Check out this interview with Noah and The Whale’s bass player Urby. Noah and The Whale have just released a new album called Heart of Nowhere.
Your first 3 albums have quite distinctive differences in sound and approach, whereas ‘Heart of Nowhere’ seems closer to ‘Last Night On Earth’ musically. Do you feel that you have found your place musically, or are you likely to take different directions in the future?
Hey there. Urby here.
One of the things we wanted to achieve with the last record was to consolidate our sound, whilst capturing the energy and rawness of our shows. For this reason we recorded “Heart of Nowhere” live in a room together. Having said that, you always want to stretch yourself and involve what you’re listening to at the time, so inevitably we’ll most probably take different directions in the future. Rather than finding your place musically, you’ve got to keep moving, like a shark, and continue pushing forward.
Why did you decide to record ‘Heart of Nowhere’ ‘live’? What were some of the difficulties and freedoms associated with recording the album in this way?
The difficulties are that you need to be prepared, having all the parts down and learnt before you go into the studio! The freedom that comes with it is that you can capture the spontaneity and vibe of a take. It’s not necessarily all in the perfection, but a charm and that standout performance that can make a take special.
There seems to be a melancholic nostalgia to some of the lyrics on the new album that harks back to Beat Culture poetry and literature, as well as 80s American movies. Was this a deliberate or conscious thing?
Nostalgia is definitely a large part of the record and Charlie especially is a big fan of 80s American movies. The record reflects on youth and looking back on what made us who we are today.
It was an interesting idea to perform ‘A Month of Sundays’. How have you enjoyed the gigs at London Palace Theatre?
They’ve been absolutely fantastic and a real joy for us to perform. The structure of the evening has been a great way of presenting where we are at the moment as a band, and hopefully very pleasurable for the audience.
Is it a very different feeling to play to a seated audience?
The benefit with seated gigs is that people generally listen more attentively and are often more responsive to the grandeur of their surroundings, such as the decadence of The Palace. However, this can come with the trade-off of potentially less energy in the crowd. Having said that, at some of these shows, people have been dancing in the aisles from the first song, so this is not always the case. So maybe some are less affected by their surroundings than others….
It’s unheard of to leave in the middle of a set to play a 30 minute film. When did you decide to structure your performance this way, and is a multimedia experience something that you intend to pursue?
We always try to put together a show that we feel that we would enjoy being present at.
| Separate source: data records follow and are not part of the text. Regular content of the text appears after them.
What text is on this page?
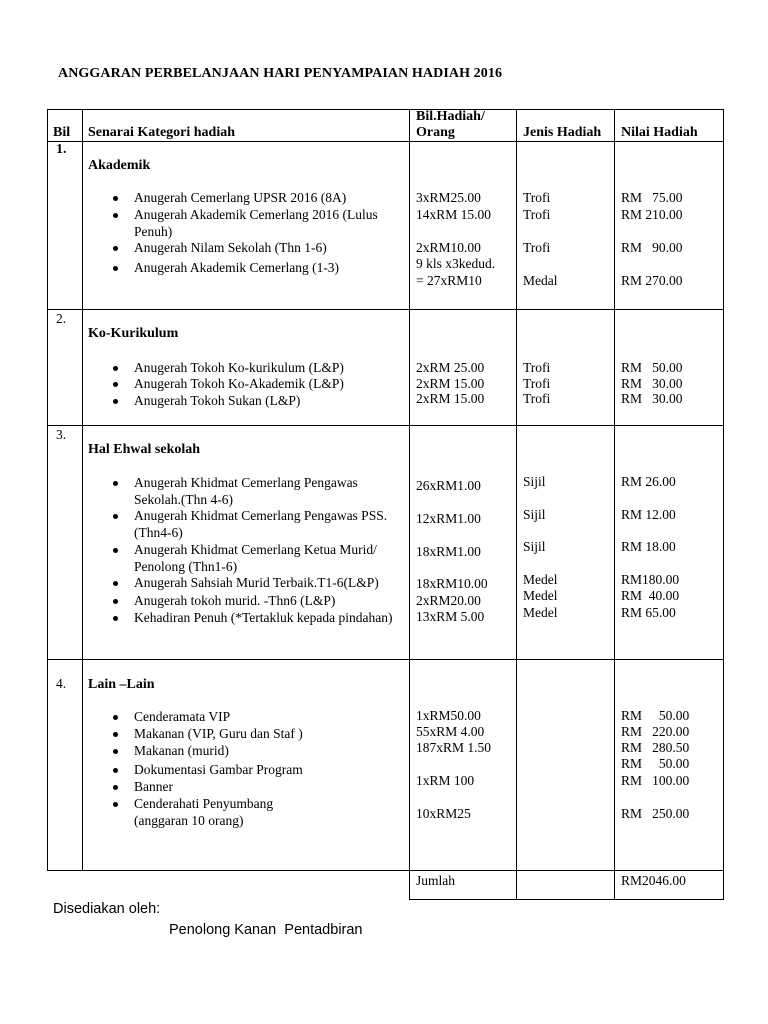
ANGGARAN PERBELANJAAN HARI PENYAMPAIAN HADIAH 2016
Bil Senarai Kategori hadiah
Bil.Hadiah/
Orang	Jenis Hadiah Nilai Hadiah
1.
Akademik
Anugerah Cemerlang UPSR 2016 (8A)
Anugerah Akademik Cemerlang 2016 (Lulus
Penuh)
Anugerah Nilam Sekolah (Thn 1-6)
Anugerah Akademik Cemerlang (1-3)
3xRM25.00
14xRM 15.00
2xRM10.00
9 kls x3kedud.
= 27xRM10
Trofi
Trofi
Trofi
Medal
RM   75.00
RM 210.00
RM   90.00
RM 270.00
2.
Ko-Kurikulum
Anugerah Tokoh Ko-kurikulum (L&P)
Anugerah Tokoh Ko-Akademik (L&P)
Anugerah Tokoh Sukan (L&P)
2xRM 25.00
2xRM 15.00
2xRM 15.00
Trofi
Trofi
Trofi
RM   50.00
RM   30.00
RM   30.00
3.
Hal Ehwal sekolah
Anugerah Khidmat Cemerlang Pengawas
Sekolah.(Thn 4-6)
Anugerah Khidmat Cemerlang Pengawas PSS.
(Thn4-6)
Anugerah Khidmat Cemerlang Ketua Murid/
Penolong (Thn1-6)
Anugerah Sahsiah Murid Terbaik.T1-6(L&P)
Anugerah tokoh murid. -Thn6 (L&P)
Kehadiran Penuh (*Tertakluk kepada pindahan)
26xRM1.00
12xRM1.00
18xRM1.00
18xRM10.00
2xRM20.00
13xRM 5.00
Sijil
Sijil
Sijil
Medel
Medel
Medel
RM 26.00
RM 12.00
RM 18.00
RM180.00
RM  40.00
RM 65.00
4. Lain –Lain
Cenderamata VIP
Makanan (VIP, Guru dan Staf )
Makanan (murid)
Dokumentasi Gambar Program
Banner
Cenderahati Penyumbang
(anggaran 10 orang)
1xRM50.00
55xRM 4.00
187xRM 1.50
1xRM 100
10xRM25
RM     50.00
RM   220.00
RM   280.50
RM     50.00
RM   100.00
RM   250.00
Jumlah	RM2046.00
Disediakan oleh:
Penolong Kanan  Pentadbiran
It may be a bit decadent for some, but we feel that the structure of an acoustic set, film, interval and electric show, really displays the bands’ strengths and gives the audience a really great evening. There’s nothing wrong with a bit of decadence once in a while!
How does it feel now that it has been ‘5 years time’? Is it all that you wanted and expected it to be?
We still feel impossibly fortunate to be doing what we love, and in the way we like to do it. It’s far and above the levels we dreamed it could be, and long may it continue.
A large proportion of your fans are students. Did you go to university, and what are your memories of your school or student days?
My memories are fittingly hazy, as befits a failed classicist. Schooldays were nothing but pleasurable, university nothing but prodigal.
What are you most looking forward to in the coming Summer?
Glastonbury is going to be superb, the Stones will be nothing less than historic and we’re very excited to be headlining Wilderness. Equally we’ve just confirmed Pukkelpop with Neil Young and Crazy Horse, which is a life-time goal realised.